The James Webb Space Telescope (JWST) is the world’s largest ever space telescope, and is due to launch into space in 2018. It will travel approximately 930,000 miles (1,500,000 km) beyond the earth, and will spend between 5 and 10 years searching for distant objects that we cannot see from down on Earth. It is hoped that the JWST will help us to understand the formation of galaxies, stars and planets, and give us a much clearer view of planets outside our solar system.
At the UK Astronomy Technology Centre, based at the Royal Observatory Edinburgh, STFC scientists are designing and developing one of the instruments that will be attached to the JWST and launched with it into space. MIRI (Mid InfraRed Instrument) is an infrared camera and spectrometer that will detect light being emitted from far away objects in space. This will give us a better understanding than we’ve ever had before of our universe, and how it was formed.
November 22 2016
STFC RAL Space are celebrating the successful launch of a next generation geostationary weather satellite that will provide more accurate forecasts and warnings of major space weather events.

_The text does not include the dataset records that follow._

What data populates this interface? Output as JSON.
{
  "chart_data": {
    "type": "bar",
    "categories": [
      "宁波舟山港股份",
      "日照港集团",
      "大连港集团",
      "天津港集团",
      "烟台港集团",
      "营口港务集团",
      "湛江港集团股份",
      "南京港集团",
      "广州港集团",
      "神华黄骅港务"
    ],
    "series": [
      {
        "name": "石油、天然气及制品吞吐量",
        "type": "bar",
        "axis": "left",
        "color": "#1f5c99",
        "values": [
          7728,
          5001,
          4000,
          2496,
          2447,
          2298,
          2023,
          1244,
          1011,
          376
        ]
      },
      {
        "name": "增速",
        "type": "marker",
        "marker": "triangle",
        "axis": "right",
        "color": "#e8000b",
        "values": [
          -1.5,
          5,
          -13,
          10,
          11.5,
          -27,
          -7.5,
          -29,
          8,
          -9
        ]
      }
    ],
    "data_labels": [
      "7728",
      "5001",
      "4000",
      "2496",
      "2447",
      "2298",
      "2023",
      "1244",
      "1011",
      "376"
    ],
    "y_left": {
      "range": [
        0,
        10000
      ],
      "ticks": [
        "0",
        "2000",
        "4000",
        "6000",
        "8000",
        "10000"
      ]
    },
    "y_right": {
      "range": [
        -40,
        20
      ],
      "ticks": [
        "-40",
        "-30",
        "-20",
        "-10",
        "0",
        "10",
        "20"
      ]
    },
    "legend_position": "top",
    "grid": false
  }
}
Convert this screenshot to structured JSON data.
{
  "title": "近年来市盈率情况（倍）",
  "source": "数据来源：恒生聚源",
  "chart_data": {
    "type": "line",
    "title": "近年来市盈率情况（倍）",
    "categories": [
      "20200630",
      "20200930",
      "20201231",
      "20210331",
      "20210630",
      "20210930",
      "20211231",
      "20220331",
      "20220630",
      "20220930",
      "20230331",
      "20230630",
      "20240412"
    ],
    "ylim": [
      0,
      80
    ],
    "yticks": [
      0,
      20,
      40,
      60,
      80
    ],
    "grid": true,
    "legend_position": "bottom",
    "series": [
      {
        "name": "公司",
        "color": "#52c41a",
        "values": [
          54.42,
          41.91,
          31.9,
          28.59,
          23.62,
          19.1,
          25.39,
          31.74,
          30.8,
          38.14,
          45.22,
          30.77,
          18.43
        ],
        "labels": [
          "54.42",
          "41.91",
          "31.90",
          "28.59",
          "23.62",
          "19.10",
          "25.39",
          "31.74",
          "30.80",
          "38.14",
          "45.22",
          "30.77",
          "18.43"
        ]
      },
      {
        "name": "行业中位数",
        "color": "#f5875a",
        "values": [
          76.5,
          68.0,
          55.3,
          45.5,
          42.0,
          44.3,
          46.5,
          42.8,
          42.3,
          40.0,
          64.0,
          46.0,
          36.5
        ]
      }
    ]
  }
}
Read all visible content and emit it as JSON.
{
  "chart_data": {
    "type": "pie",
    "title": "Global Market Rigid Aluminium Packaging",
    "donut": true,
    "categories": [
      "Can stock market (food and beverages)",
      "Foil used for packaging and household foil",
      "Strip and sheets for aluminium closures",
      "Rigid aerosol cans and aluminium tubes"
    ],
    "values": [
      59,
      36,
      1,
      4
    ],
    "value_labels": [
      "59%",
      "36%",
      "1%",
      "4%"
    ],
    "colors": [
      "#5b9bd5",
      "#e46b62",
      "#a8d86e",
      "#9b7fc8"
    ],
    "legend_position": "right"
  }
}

The Geostationary Operational Environmental Satellite-R Series (GOES-R) was launched from Cape Canaveral at 23:42 on 19th November. The satellite contains a solar telescope that was part built by the team at RAL Space in Oxfordshire.
There are six primary instruments on board GOES-R, one of these instruments, the Solar Ultraviolet Imager (SUVI) is a telescope that monitors the sun in the extreme ultraviolet wavelength range. STFC RAL Space provided the camera electronics on SUVI, working closely with e2v technologies ltd who provided the detectors. Lockheed Martin were the lead on SUVI and worked with RAL Space for 7 years to bring the project to fruition.